Nuclear Fusion Prize 2010 awarded

The 2010 IAEA Fusion Energy Conference took place in Daejeon, Korea, in October. Photo: IAEA
During the 2010 Fusion Energy Conference, held in Daejeon, Korea this week, the Nuclear Fusion Prize was presented to the 2009 and 2010 winners on 11 October 2010.
 
The prize winner for 2009 is Steve Sabbagh from the Department of Applied Physics and Applied Mathematics, Columbia University, New York (US). He received the award as the lead author of a landmark paper which reports record parameters of beta in a large spherical torus plasma, and presents a thorough investigation of the physics of resistive wall mode (RWM) instability.

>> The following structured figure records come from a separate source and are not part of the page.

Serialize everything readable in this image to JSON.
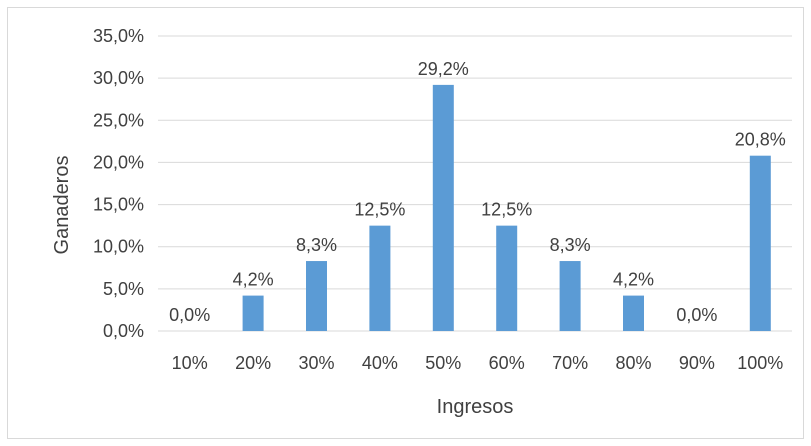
{
  "chart_data": {
    "type": "bar",
    "title": "",
    "xlabel": "Ingresos",
    "ylabel": "Ganaderos",
    "categories": [
      "10%",
      "20%",
      "30%",
      "40%",
      "50%",
      "60%",
      "70%",
      "80%",
      "90%",
      "100%"
    ],
    "values": [
      0.0,
      4.2,
      8.3,
      12.5,
      29.2,
      12.5,
      8.3,
      4.2,
      0.0,
      20.8
    ],
    "value_labels": [
      "0,0%",
      "4,2%",
      "8,3%",
      "12,5%",
      "29,2%",
      "12,5%",
      "8,3%",
      "4,2%",
      "0,0%",
      "20,8%"
    ],
    "ylim": [
      0,
      35
    ],
    "yticks": [
      0,
      5,
      10,
      15,
      20,
      25,
      30,
      35
    ],
    "ytick_labels": [
      "0,0%",
      "5,0%",
      "10,0%",
      "15,0%",
      "20,0%",
      "25,0%",
      "30,0%",
      "35,0%"
    ],
    "grid": true,
    "legend": "none",
    "colors": {
      "bar": "#5b9bd5",
      "grid": "#d9d9d9",
      "text": "#404040"
    }
  }
}
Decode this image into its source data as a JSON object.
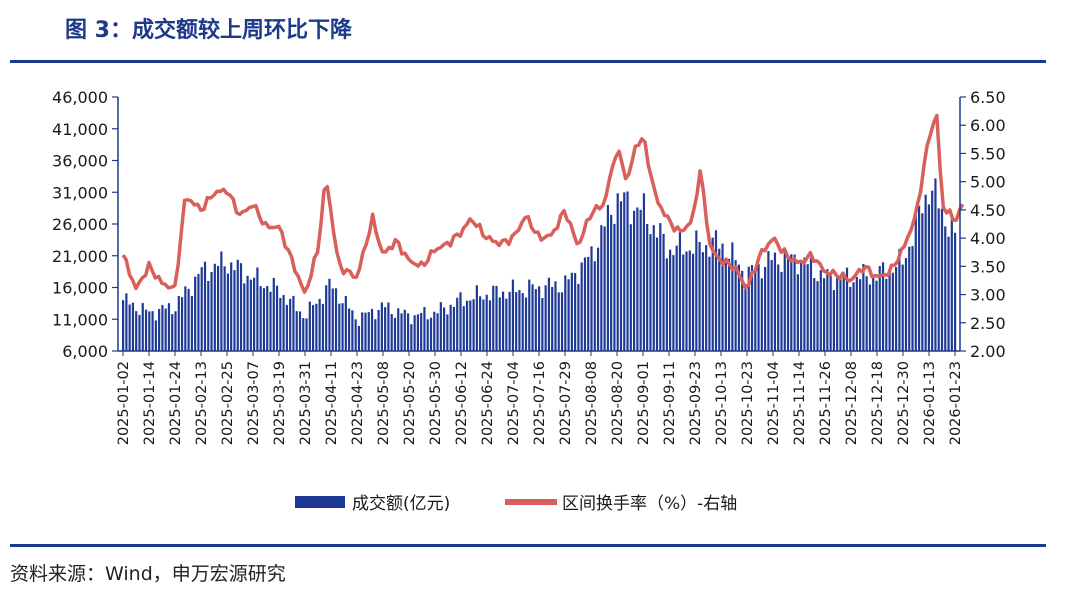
{
  "title": "图 3：成交额较上周环比下降",
  "source": "资料来源：Wind，申万宏源研究",
  "colors": {
    "bar": "#1f3a96",
    "line": "#d9605a",
    "axis": "#1d3a8a",
    "title": "#1d3a8a"
  },
  "chart_data": {
    "type": "bar+line",
    "title": "成交额较上周环比下降",
    "left_axis": {
      "label": "成交额(亿元)",
      "min": 6000,
      "max": 46000,
      "ticks": [
        "6,000",
        "11,000",
        "16,000",
        "21,000",
        "26,000",
        "31,000",
        "36,000",
        "41,000",
        "46,000"
      ]
    },
    "right_axis": {
      "label": "区间换手率（%）",
      "min": 2.0,
      "max": 6.5,
      "ticks": [
        "2.00",
        "2.50",
        "3.00",
        "3.50",
        "4.00",
        "4.50",
        "5.00",
        "5.50",
        "6.00",
        "6.50"
      ]
    },
    "x_labels": [
      "2025-01-02",
      "2025-01-14",
      "2025-01-24",
      "2025-02-13",
      "2025-02-25",
      "2025-03-07",
      "2025-03-19",
      "2025-03-31",
      "2025-04-11",
      "2025-04-23",
      "2025-05-08",
      "2025-05-20",
      "2025-05-30",
      "2025-06-12",
      "2025-06-24",
      "2025-07-04",
      "2025-07-16",
      "2025-07-29",
      "2025-08-08",
      "2025-08-20",
      "2025-09-01",
      "2025-09-11",
      "2025-09-23",
      "2025-10-13",
      "2025-10-23",
      "2025-11-04",
      "2025-11-14",
      "2025-11-26",
      "2025-12-08",
      "2025-12-18",
      "2025-12-30",
      "2026-01-13",
      "2026-01-23"
    ],
    "series": [
      {
        "name": "成交额(亿元)",
        "type": "bar",
        "axis": "left",
        "anchors": [
          [
            0,
            14000
          ],
          [
            1,
            12000
          ],
          [
            2,
            13000
          ],
          [
            3,
            18500
          ],
          [
            4,
            20000
          ],
          [
            5,
            17500
          ],
          [
            6,
            15500
          ],
          [
            7,
            11500
          ],
          [
            8,
            16500
          ],
          [
            9,
            11000
          ],
          [
            10,
            13000
          ],
          [
            11,
            11500
          ],
          [
            12,
            12000
          ],
          [
            13,
            14000
          ],
          [
            14,
            15000
          ],
          [
            15,
            15500
          ],
          [
            16,
            16000
          ],
          [
            17,
            16500
          ],
          [
            18,
            21000
          ],
          [
            19,
            30000
          ],
          [
            20,
            28000
          ],
          [
            21,
            22000
          ],
          [
            22,
            22500
          ],
          [
            23,
            23000
          ],
          [
            24,
            18000
          ],
          [
            25,
            20500
          ],
          [
            26,
            20500
          ],
          [
            27,
            17500
          ],
          [
            28,
            17500
          ],
          [
            29,
            18000
          ],
          [
            30,
            20000
          ],
          [
            31,
            32000
          ],
          [
            32,
            24000
          ]
        ]
      },
      {
        "name": "区间换手率（%）-右轴",
        "type": "line",
        "axis": "right",
        "anchors": [
          [
            0,
            3.7
          ],
          [
            0.5,
            3.1
          ],
          [
            1,
            3.5
          ],
          [
            1.5,
            3.2
          ],
          [
            2,
            3.1
          ],
          [
            2.4,
            4.75
          ],
          [
            3,
            4.5
          ],
          [
            3.5,
            4.8
          ],
          [
            4,
            4.85
          ],
          [
            4.5,
            4.4
          ],
          [
            5,
            4.6
          ],
          [
            5.5,
            4.2
          ],
          [
            6,
            4.2
          ],
          [
            6.5,
            3.6
          ],
          [
            7,
            3.0
          ],
          [
            7.5,
            3.8
          ],
          [
            7.8,
            5.1
          ],
          [
            8.3,
            3.5
          ],
          [
            9,
            3.3
          ],
          [
            9.6,
            4.35
          ],
          [
            10,
            3.7
          ],
          [
            10.5,
            3.95
          ],
          [
            11,
            3.6
          ],
          [
            11.5,
            3.5
          ],
          [
            12,
            3.8
          ],
          [
            12.5,
            3.9
          ],
          [
            13,
            4.1
          ],
          [
            13.4,
            4.35
          ],
          [
            14,
            4.0
          ],
          [
            14.5,
            3.9
          ],
          [
            15,
            4.0
          ],
          [
            15.5,
            4.4
          ],
          [
            16,
            4.0
          ],
          [
            16.5,
            4.05
          ],
          [
            17,
            4.5
          ],
          [
            17.5,
            3.85
          ],
          [
            18,
            4.45
          ],
          [
            18.5,
            4.6
          ],
          [
            19,
            5.6
          ],
          [
            19.4,
            5.0
          ],
          [
            19.7,
            5.6
          ],
          [
            20,
            5.8
          ],
          [
            20.5,
            4.7
          ],
          [
            21,
            4.3
          ],
          [
            21.4,
            4.1
          ],
          [
            21.9,
            4.3
          ],
          [
            22.2,
            5.2
          ],
          [
            22.6,
            3.8
          ],
          [
            23,
            3.6
          ],
          [
            23.5,
            3.5
          ],
          [
            24,
            3.1
          ],
          [
            24.5,
            3.7
          ],
          [
            25,
            4.0
          ],
          [
            25.5,
            3.7
          ],
          [
            26,
            3.55
          ],
          [
            26.5,
            3.7
          ],
          [
            27,
            3.4
          ],
          [
            27.5,
            3.35
          ],
          [
            28,
            3.25
          ],
          [
            28.5,
            3.5
          ],
          [
            29,
            3.3
          ],
          [
            29.5,
            3.4
          ],
          [
            30,
            3.8
          ],
          [
            30.5,
            4.4
          ],
          [
            31,
            5.8
          ],
          [
            31.3,
            6.2
          ],
          [
            31.5,
            4.6
          ],
          [
            32,
            4.3
          ],
          [
            32.3,
            4.6
          ]
        ]
      }
    ],
    "legend": {
      "position": "bottom",
      "entries": [
        "成交额(亿元)",
        "区间换手率（%）-右轴"
      ]
    }
  }
}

The paper makes a significant contribution to the critical topic of RWM stabilization.
 
The recipient of the 2010 award is John Rice, principal research scientist on the Alcator Project at MIT's Plasma Science and Fusion Center, Cambridge, Massachusetts (US), as the lead author of a seminal paper that analyzes results across a range of machines in order to develop a universal scaling that can be used to predict intrinsic rotation. The timeliness of this paper is the anticipated applicability of this scaling to ITER.
 
The Nuclear Fusion Prize is awarded annually to recognize outstanding work published in the journal.